La fondation de la morale chrétienne
Paul avait déjà prêché aux chrétiens de Corinthe, mais d'autres prédicateurs étaient venus après lui, donnant le sentiment à certains chrétiens que leur enseignement différait de celui de Paul. Paul cherche à mettre fin aux doutes et aux dissensions doctrinales qui divisent les chrétiens de Corinthe.
Pour les encourager à l'unité, il construit l'image d'un corps unique, celui de l'Eglise, celui du Christ, dont chaque chrétien serait une partie, un organe. Même si chacun reçoit des qualités différentes dans sa vie, il y a une unité, qui est celle de l'Esprit divin. Cette conception nourrira abondamment les homélies de tous les âges du christianisme, mais aussi les œuvres d'art.
La morale hostile au libre exercice de la sexualité s'enracine ici : pas de prostitution ! Le mieux est d'être célibataire afin de n'avoir que le Christ pour souci unique (c'est le fondement du célibat des prêtres !).
Cependant, Paul concède que l'on peut se marier afin de ne céder ni à la débauche ni à la prostitution. Mais le mariage est indissoluble, et il existe une formule de mariage « selon le Seigneur ». C'est le fondement doctrinal de la condamnation chrétienne du divorce, et de l'institution du mariage religieux en tant que sacrement.

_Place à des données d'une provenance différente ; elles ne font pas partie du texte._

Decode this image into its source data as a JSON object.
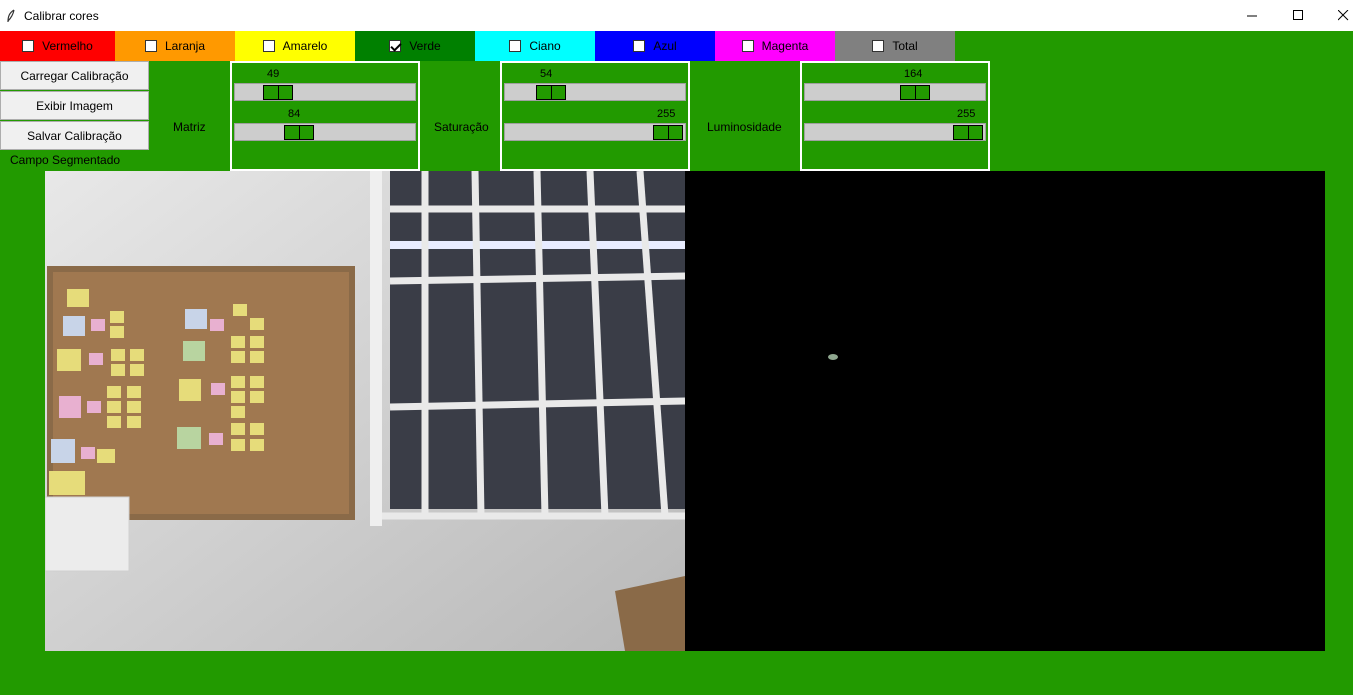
{
  "window": {
    "title": "Calibrar cores"
  },
  "tabs": [
    {
      "label": "Vermelho",
      "bg": "#ff0000",
      "checked": false
    },
    {
      "label": "Laranja",
      "bg": "#ff9900",
      "checked": false
    },
    {
      "label": "Amarelo",
      "bg": "#ffff00",
      "checked": false
    },
    {
      "label": "Verde",
      "bg": "#008000",
      "checked": true
    },
    {
      "label": "Ciano",
      "bg": "#00ffff",
      "checked": false
    },
    {
      "label": "Azul",
      "bg": "#0000ff",
      "checked": false
    },
    {
      "label": "Magenta",
      "bg": "#ff00ff",
      "checked": false
    },
    {
      "label": "Total",
      "bg": "#808080",
      "checked": false
    }
  ],
  "buttons": {
    "load": "Carregar Calibração",
    "show": "Exibir Imagem",
    "save": "Salvar Calibração"
  },
  "campo_label": "Campo Segmentado",
  "labels": {
    "matriz": "Matriz",
    "saturacao": "Saturação",
    "luminosidade": "Luminosidade"
  },
  "sliders": {
    "max": 255,
    "matriz_min": 49,
    "matriz_max": 84,
    "sat_min": 54,
    "sat_max": 255,
    "lum_min": 164,
    "lum_max": 255
  },
  "colors": {
    "background": "#229a00",
    "accent": "#229a00"
  }
}
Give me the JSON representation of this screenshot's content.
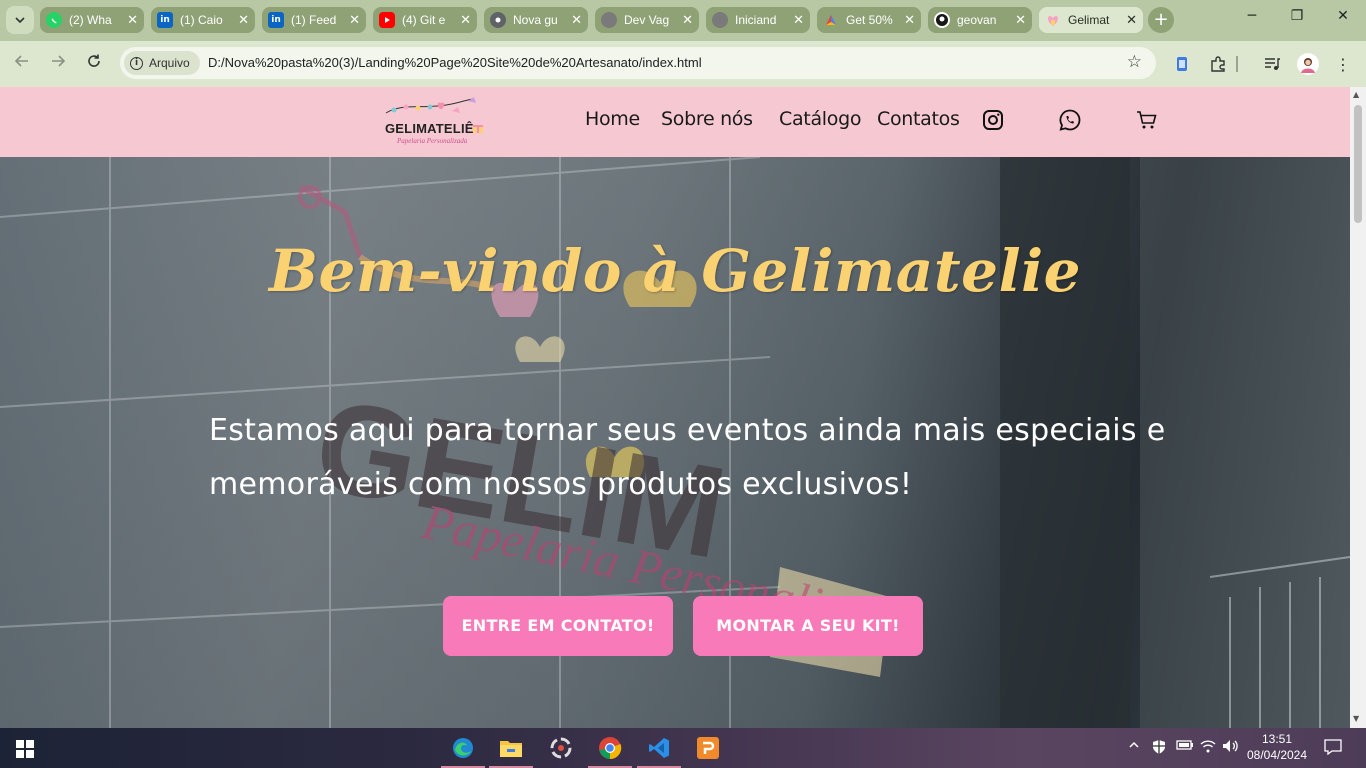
{
  "browser": {
    "tabs": [
      {
        "title": "(2) Wha",
        "icon": "whatsapp-icon",
        "color": "#25d366"
      },
      {
        "title": "(1) Caio",
        "icon": "linkedin-icon",
        "color": "#0a66c2"
      },
      {
        "title": "(1) Feed",
        "icon": "linkedin-icon",
        "color": "#0a66c2"
      },
      {
        "title": "(4) Git e",
        "icon": "youtube-icon",
        "color": "#ff0000"
      },
      {
        "title": "Nova gu",
        "icon": "chrome-icon",
        "color": "#5f6368"
      },
      {
        "title": "Dev Vag",
        "icon": "globe-icon",
        "color": "#7a7a7a"
      },
      {
        "title": "Iniciand",
        "icon": "globe-icon",
        "color": "#7a7a7a"
      },
      {
        "title": "Get 50%",
        "icon": "google-icon",
        "color": "#4285f4"
      },
      {
        "title": "geovan",
        "icon": "github-icon",
        "color": "#181717"
      },
      {
        "title": "Gelimat",
        "icon": "gelimatelie-icon",
        "color": "#f6c9d2"
      }
    ],
    "address": {
      "chip_label": "Arquivo",
      "url": "D:/Nova%20pasta%20(3)/Landing%20Page%20Site%20de%20Artesanato/index.html"
    }
  },
  "site": {
    "logo_name": "GELIMATELIÊ",
    "logo_sub": "Papelaria Personalizada",
    "menu": [
      "Home",
      "Sobre nós",
      "Catálogo",
      "Contatos"
    ],
    "hero": {
      "title": "Bem-vindo à Gelimatelie",
      "subtitle": "Estamos aqui para tornar seus eventos ainda mais especiais e memoráveis com nossos produtos exclusivos!",
      "primary_button": "ENTRE EM CONTATO!",
      "secondary_button": "MONTAR A SEU KIT!"
    },
    "colors": {
      "header": "#f6c9d2",
      "title": "#fbd271",
      "button": "#f97ab9"
    }
  },
  "taskbar": {
    "time": "13:51",
    "date": "08/04/2024"
  }
}
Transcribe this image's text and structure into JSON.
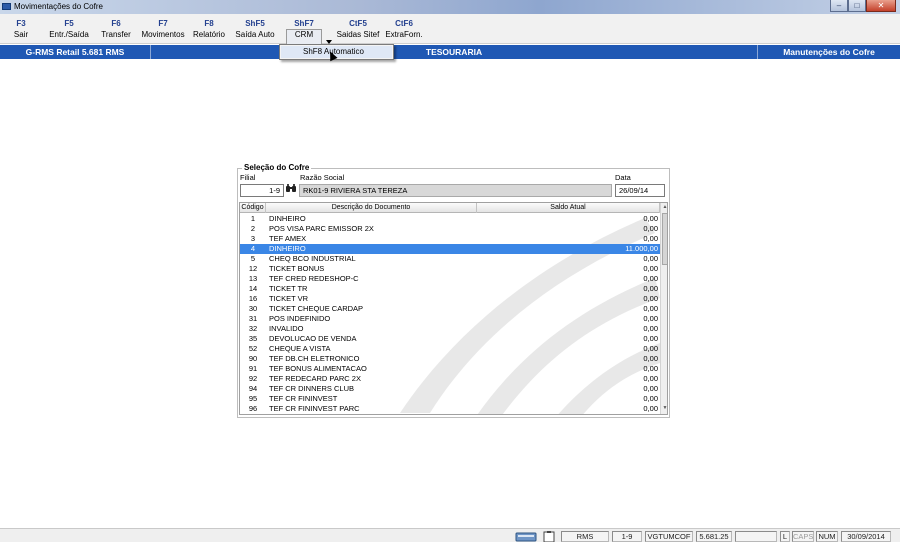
{
  "window": {
    "title": "Movimentações do Cofre",
    "controls": [
      "minimize-icon",
      "maximize-icon",
      "close-icon"
    ]
  },
  "toolbar": {
    "buttons": [
      {
        "key": "F3",
        "label": "Sair"
      },
      {
        "key": "F5",
        "label": "Entr./Saída"
      },
      {
        "key": "F6",
        "label": "Transfer"
      },
      {
        "key": "F7",
        "label": "Movimentos"
      },
      {
        "key": "F8",
        "label": "Relatório"
      },
      {
        "key": "ShF5",
        "label": "Saída Auto"
      },
      {
        "key": "ShF7",
        "label": "CRM"
      },
      {
        "key": "CtF5",
        "label": "Saidas Sitef"
      },
      {
        "key": "CtF6",
        "label": "ExtraForn."
      }
    ]
  },
  "dropdown": {
    "item": "ShF8  Automatico"
  },
  "infobar": {
    "system": "G-RMS Retail 5.681 RMS",
    "module": "TESOURARIA",
    "screen": "Manutenções do Cofre"
  },
  "selection": {
    "title": "Seleção do Cofre",
    "filial_label": "Filial",
    "filial_value": "1-9",
    "razao_label": "Razão Social",
    "razao_value": "RK01-9 RIVIERA STA TEREZA",
    "data_label": "Data",
    "data_value": "26/09/14"
  },
  "grid": {
    "columns": [
      "Código",
      "Descrição do Documento",
      "Saldo Atual"
    ],
    "rows": [
      {
        "codigo": "1",
        "descricao": "DINHEIRO",
        "saldo": "0,00"
      },
      {
        "codigo": "2",
        "descricao": "POS VISA PARC EMISSOR  2X",
        "saldo": "0,00"
      },
      {
        "codigo": "3",
        "descricao": "TEF AMEX",
        "saldo": "0,00"
      },
      {
        "codigo": "4",
        "descricao": "DINHEIRO",
        "saldo": "11.000,00"
      },
      {
        "codigo": "5",
        "descricao": "CHEQ BCO INDUSTRIAL",
        "saldo": "0,00"
      },
      {
        "codigo": "12",
        "descricao": "TICKET BONUS",
        "saldo": "0,00"
      },
      {
        "codigo": "13",
        "descricao": "TEF CRED REDESHOP-C",
        "saldo": "0,00"
      },
      {
        "codigo": "14",
        "descricao": "TICKET TR",
        "saldo": "0,00"
      },
      {
        "codigo": "16",
        "descricao": "TICKET VR",
        "saldo": "0,00"
      },
      {
        "codigo": "30",
        "descricao": "TICKET CHEQUE CARDAP",
        "saldo": "0,00"
      },
      {
        "codigo": "31",
        "descricao": "POS INDEFINIDO",
        "saldo": "0,00"
      },
      {
        "codigo": "32",
        "descricao": "INVALIDO",
        "saldo": "0,00"
      },
      {
        "codigo": "35",
        "descricao": "DEVOLUCAO DE VENDA",
        "saldo": "0,00"
      },
      {
        "codigo": "52",
        "descricao": "CHEQUE A VISTA",
        "saldo": "0,00"
      },
      {
        "codigo": "90",
        "descricao": "TEF DB.CH ELETRONICO",
        "saldo": "0,00"
      },
      {
        "codigo": "91",
        "descricao": "TEF BONUS ALIMENTACAO",
        "saldo": "0,00"
      },
      {
        "codigo": "92",
        "descricao": "TEF REDECARD PARC 2X",
        "saldo": "0,00"
      },
      {
        "codigo": "94",
        "descricao": "TEF CR DINNERS CLUB",
        "saldo": "0,00"
      },
      {
        "codigo": "95",
        "descricao": "TEF CR FININVEST",
        "saldo": "0,00"
      },
      {
        "codigo": "96",
        "descricao": "TEF CR FININVEST PARC",
        "saldo": "0,00"
      }
    ],
    "selected_codigo": "4"
  },
  "statusbar": {
    "app": "RMS",
    "filial": "1-9",
    "program": "VGTUMCOF",
    "version": "5.681.25",
    "blank": "",
    "indicators": [
      "L",
      "CAPS",
      "NUM"
    ],
    "date": "30/09/2014"
  },
  "colors": {
    "infobar": "#1f58b4",
    "selection": "#3a86e6",
    "toolbar_key": "#23408f"
  }
}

En parlant des idolothytes, Paul confirme la croyance du christianisme envers l'existence de démons. La démonologie qui se développera ensuite enrichira avec fécondité la description de ce monde obscur.
Paul suggère que « mater son corps » tel un athlète du Christ répond à une nécessité. Ce type d'affirmation est à la racine de toutes les tendances ascétiques, auto-flagellatrices et répressives vis-à-vis du corps qui se sont développées ensuite.
Paul introduit également l'idée d' « imiter le Christ ». Cette vision traversera les siècles, et le succès pluriséculaire de « L'Imitation de Jésus-Christ », de Thomas a Kempis, confirme qu'il s'agit là d'un modèle de comportement proposé aux chrétiens.
On relèvera le conseil que Paul donne aux femmes d'être voilées lorsqu'elles prient ou prophétisent. Cela relativise beaucoup les débats hystériques sur le « voile islamique ». Visiblement, le christianisme n'a pas été indifférent au problème.
Des passages uniques dans le christianisme fondent ici cette religion sur la Foi en la réalité de la Résurrection de Jésus-Christ. Non seulement Paul fait toucher du doigt aux Corinthiens la liste de ceux qui ont bien vu Jésus après sa résurrection (dont Pierre, et Paul Lui-même) « dont la plupart vivent encore, mais quelques-uns sont morts », mais il faut lire ce texte pour être bien assuré que c'est le propagateur du christianisme lui-même qui a écrit ces phrases : « S'il n'y a pas de résurrection des morts, le Christ n'a pas été relevé non plus. Et si le Christ n'a pas été relevé, vaine est notre prédication, vaine est notre Foi » (XV, 13-14), et « Si les morts ne sont pas relevés : mangeons et buvons, car demain nous mourrons » (XV, 32). Et ce n'est pas vraiment un matérialiste épicurien qui a rédigé ces phrases !
Paul nie que les morts ressusciteront avec le même corps qu'avant, mais avec un nouveau corps « glorieux ».
Paul fonde également ici la primauté de la Charité parmi les vertus théologales.
En quelques pages, Paul a fondé la morale chrétienne, qui sera inlassablement enseignée et diffusée pendant plus de vingt siècles. C'est dire si ce texte a du poids.